Eleştiri karşısında hatanın-yanlışın ve zaafın değerlendirilmesi ve kabullenilmesi sonrasında, aynı davranışları yeniden tekrarlamak, konunun dikkatle tartışılması gereken ilginç bir yönüdür.

 Bu, özellikle sol-devrimci çevreler içerisinde ve ilişkilerde gözlemlenen bir durumdur. Aslında burjuva post-modern anlayış ve davranışların yarattığı etkiler de bu çevrelerde olgunlaşmamış devrimciliğe,yetmez kişiliklere, içinden gelinen toplumsal ortamın  özgün kültürel zayıflığına ve geriliğine bağlıdır.

 Örneğin sol içi şiddet konusunda yaşananlar sonrasında tarafların özeleştirilerini ortak deklere ettikleri bilinir. Ondan sonra eleştirilen şeyi, yine birbirine veya dost gördükleri çevrelere yeniden uyguladıklarına bakarsak, bir davranış bozukluğu içinde bulundukları söylenebilir.

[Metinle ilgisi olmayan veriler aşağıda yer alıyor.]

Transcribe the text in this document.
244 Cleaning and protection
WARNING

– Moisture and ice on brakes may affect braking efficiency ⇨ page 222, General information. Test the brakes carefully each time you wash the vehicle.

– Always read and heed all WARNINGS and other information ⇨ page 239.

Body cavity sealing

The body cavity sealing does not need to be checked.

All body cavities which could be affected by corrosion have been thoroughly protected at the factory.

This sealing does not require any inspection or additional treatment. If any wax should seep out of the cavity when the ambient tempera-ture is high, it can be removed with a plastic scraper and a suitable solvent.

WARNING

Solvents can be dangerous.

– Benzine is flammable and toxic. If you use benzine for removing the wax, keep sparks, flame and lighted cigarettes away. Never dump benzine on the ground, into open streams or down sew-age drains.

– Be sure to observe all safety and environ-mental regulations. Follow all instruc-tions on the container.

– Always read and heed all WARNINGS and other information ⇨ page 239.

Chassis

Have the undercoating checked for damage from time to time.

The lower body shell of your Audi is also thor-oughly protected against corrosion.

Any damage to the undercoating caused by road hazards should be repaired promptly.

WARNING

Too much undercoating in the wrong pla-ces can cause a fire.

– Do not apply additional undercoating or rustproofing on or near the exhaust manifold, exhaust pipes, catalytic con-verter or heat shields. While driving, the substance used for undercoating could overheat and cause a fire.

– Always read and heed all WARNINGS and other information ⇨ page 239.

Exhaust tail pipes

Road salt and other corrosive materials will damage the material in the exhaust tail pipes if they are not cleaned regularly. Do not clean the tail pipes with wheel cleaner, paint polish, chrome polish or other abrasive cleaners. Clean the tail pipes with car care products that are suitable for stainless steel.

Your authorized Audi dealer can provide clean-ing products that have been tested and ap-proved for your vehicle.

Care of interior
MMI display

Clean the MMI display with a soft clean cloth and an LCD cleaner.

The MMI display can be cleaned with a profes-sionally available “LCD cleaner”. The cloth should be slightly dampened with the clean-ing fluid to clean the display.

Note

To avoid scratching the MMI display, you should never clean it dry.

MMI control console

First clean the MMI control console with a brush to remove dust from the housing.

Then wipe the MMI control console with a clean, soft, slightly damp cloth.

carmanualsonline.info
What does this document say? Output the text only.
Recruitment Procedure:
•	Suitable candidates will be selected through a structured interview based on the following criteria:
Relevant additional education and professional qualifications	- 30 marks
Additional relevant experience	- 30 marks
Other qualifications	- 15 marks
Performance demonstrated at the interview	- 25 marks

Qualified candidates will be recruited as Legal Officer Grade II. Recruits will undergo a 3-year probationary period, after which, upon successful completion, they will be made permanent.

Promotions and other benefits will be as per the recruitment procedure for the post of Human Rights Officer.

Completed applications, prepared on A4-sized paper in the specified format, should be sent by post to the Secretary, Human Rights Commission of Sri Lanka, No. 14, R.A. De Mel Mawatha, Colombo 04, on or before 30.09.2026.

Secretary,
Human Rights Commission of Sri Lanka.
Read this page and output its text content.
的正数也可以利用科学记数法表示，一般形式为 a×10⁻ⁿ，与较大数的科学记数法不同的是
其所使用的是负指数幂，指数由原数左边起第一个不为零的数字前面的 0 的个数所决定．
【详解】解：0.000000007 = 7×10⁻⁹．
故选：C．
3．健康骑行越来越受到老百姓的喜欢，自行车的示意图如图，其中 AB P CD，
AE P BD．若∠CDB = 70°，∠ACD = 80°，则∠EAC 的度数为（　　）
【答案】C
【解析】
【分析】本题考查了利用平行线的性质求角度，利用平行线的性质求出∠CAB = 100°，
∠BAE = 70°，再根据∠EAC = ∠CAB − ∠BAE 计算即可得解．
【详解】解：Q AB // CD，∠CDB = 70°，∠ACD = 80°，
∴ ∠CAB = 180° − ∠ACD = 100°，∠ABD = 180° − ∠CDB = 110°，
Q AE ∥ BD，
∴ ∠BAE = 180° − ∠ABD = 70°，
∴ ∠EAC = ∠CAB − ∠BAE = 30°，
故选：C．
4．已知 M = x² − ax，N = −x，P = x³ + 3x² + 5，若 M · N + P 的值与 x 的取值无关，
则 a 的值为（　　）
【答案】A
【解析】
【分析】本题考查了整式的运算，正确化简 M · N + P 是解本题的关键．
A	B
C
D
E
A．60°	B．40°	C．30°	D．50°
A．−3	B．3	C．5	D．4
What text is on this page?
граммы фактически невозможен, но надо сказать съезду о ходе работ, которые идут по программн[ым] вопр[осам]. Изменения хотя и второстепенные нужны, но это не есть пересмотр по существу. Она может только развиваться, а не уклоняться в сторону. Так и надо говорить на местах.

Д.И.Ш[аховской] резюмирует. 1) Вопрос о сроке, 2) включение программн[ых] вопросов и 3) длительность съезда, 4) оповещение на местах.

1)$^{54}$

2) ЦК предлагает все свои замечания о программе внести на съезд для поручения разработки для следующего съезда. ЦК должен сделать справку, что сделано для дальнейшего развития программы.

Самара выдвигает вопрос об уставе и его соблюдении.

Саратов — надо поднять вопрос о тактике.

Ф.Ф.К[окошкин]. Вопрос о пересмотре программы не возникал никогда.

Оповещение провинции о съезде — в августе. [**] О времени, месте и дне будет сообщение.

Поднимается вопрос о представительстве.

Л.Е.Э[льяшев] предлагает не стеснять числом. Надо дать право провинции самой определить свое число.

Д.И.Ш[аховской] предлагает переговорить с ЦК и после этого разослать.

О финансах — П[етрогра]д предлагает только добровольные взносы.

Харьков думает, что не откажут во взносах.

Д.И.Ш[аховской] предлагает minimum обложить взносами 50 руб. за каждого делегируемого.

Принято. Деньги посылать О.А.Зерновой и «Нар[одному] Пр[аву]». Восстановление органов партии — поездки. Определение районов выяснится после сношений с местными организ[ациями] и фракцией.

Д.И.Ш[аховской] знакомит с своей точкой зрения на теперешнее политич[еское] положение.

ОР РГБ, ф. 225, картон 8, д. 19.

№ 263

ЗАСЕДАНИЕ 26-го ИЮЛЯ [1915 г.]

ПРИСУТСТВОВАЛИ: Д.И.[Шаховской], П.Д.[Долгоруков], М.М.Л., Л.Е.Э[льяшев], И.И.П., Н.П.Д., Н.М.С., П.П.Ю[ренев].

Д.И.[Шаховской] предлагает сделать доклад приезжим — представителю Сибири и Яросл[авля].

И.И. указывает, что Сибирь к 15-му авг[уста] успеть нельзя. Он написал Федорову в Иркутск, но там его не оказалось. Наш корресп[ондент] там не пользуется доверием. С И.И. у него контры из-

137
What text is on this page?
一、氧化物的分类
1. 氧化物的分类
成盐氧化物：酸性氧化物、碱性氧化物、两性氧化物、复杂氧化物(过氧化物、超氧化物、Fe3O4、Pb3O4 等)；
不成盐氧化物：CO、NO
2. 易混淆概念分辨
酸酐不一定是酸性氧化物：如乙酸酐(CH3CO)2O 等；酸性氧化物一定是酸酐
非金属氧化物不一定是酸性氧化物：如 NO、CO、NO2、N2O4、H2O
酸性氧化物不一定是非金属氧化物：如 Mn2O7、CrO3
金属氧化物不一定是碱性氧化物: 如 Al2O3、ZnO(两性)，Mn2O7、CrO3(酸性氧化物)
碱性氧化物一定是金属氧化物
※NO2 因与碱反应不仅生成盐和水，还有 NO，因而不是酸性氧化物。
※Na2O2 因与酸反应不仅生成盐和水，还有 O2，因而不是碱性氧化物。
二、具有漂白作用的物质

 Siyasal tahammülsüzlük, demokratik olamama, dostlarına karşı samimi olmama, grup çıkarlarını yanlış kalıplarda koruyarak motive etme, vb. hastalıklarını bir davranış kültürü olarak görebiliyoruz.

 Eğer sol içi şiddetin yanlışlığından söz ediliyor ve bir süre sonra aynı şeyler yaşanıyorsa, olayda ve taraflarında bu hastalıklar, en hafifinden zaaflar ve kültürel sapkınlıklar var demektir. İdeolojik politik yapılanışta ciddi arıza ve kaçaklar var demektir. Öte yandan bu duruma sessiz kalanlar tarafına baktığımızda da henüz gizli bazı sosyal-siyasal çarpıklıklar vardır ve bunlar ayrıca eleştiri konusu edilebilir...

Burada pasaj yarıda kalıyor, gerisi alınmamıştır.